Pendidikan merupakan proses yang terus menerus, tidak berhenti. Di dalam proses pendidikan ini, keluhuran martabat manusia dipegang erat karena manusia (yang terlibat dalam pendidikan ini) adalah subyek dari pendidikan. Karena merupakan subyek di dalam pendidikan, maka dituntut suatu tanggung jawab agar tercapai suatu hasil pendidikan yang baik. Jika memperhatikan bahwa manusia itu sebagai subyek dan pendidikan
 meletakkan hakikat manusia pada hal yang terpenting, maka perlu 
diperhatikan juga masalah otonomi pribadi. Maksudnya adalah, manusia 
sebagai subyek pendidikan harus bebas untuk “ada” sebagai dirinya yaitu manusia yang berpribadi, yang bertanggung jawab.
Hasil dari pendidikan tersebut  yang jelas adalah adanya perubahan pada subyek-subyek pendidikan
 itu sendiri. Katakanlah dengan bahasa yang sederhana demikian, ada 
perubahan dari tidak bisa menjadi bisa, dari tidak mengerti menjadi 
mengerti.

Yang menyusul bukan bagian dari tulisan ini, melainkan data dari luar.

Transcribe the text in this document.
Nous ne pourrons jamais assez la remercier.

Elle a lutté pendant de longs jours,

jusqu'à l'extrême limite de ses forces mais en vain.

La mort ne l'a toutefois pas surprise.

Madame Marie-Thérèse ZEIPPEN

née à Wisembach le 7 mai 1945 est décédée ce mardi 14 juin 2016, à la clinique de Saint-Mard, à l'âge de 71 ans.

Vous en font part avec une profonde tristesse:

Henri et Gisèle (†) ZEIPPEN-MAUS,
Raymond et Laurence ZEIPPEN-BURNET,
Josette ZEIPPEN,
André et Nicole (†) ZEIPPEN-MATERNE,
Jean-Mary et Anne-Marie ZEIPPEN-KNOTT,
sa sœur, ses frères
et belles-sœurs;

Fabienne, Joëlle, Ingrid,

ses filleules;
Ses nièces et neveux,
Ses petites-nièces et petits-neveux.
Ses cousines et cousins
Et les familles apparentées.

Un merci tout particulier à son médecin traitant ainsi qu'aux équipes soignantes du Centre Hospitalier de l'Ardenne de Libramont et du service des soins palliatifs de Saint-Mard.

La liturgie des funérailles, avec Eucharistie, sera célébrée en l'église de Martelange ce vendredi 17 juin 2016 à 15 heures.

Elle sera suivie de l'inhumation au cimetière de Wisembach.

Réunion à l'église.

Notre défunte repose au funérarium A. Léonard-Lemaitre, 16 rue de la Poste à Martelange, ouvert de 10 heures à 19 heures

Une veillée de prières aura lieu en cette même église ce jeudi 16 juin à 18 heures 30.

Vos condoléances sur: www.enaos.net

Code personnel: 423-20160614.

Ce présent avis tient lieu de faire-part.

Tetapi perubahan-perubahan yang terjadi setelah proses pendidikan itu tentu saja tidak sesempit itu. Karena perubahan-perubahan itu menyangkut aspek perkembangan jasmani dan rohani juga.
Melalui pendidikan
 manusia menyadari hakikat dan martabatnya di dalam relasinya yang tak 
terpisahkan dengan alam lingkungannya dan sesamanya. Itu berarti, pendidikan
 sebenarnya mengarahkan manusia menjadi insan yang sadar diri dan sadar 
lingkungan. Dari kesadarannya itu mampu memperbarui diri dan 
lingkungannya tanpa kehilangan kepribadian dan tidak tercerabut dari 
akar tradisinya.
BAB III
PEMABAHASAN
A. Masalah Mendasar Pendidikan di Indonesia
Bagi orang-orang yang berkompeten terhadap bidang pendidikan akan menyadari bahwa dunia pendidikan kita sampai saat ini masih mengalami “sakit”. Dunia pendidikan yang “sakit” ini disebabkan karena pendidikan yang seharusnya membuat manusia menjadi manusia, tetapi dalam kenyataannya seringkali tidak begitu. Seringkali pendidikan tidak memanusiakan manusia. Kepribadian manusia cenderung direduksi oleh sistem pendidikan yang ada.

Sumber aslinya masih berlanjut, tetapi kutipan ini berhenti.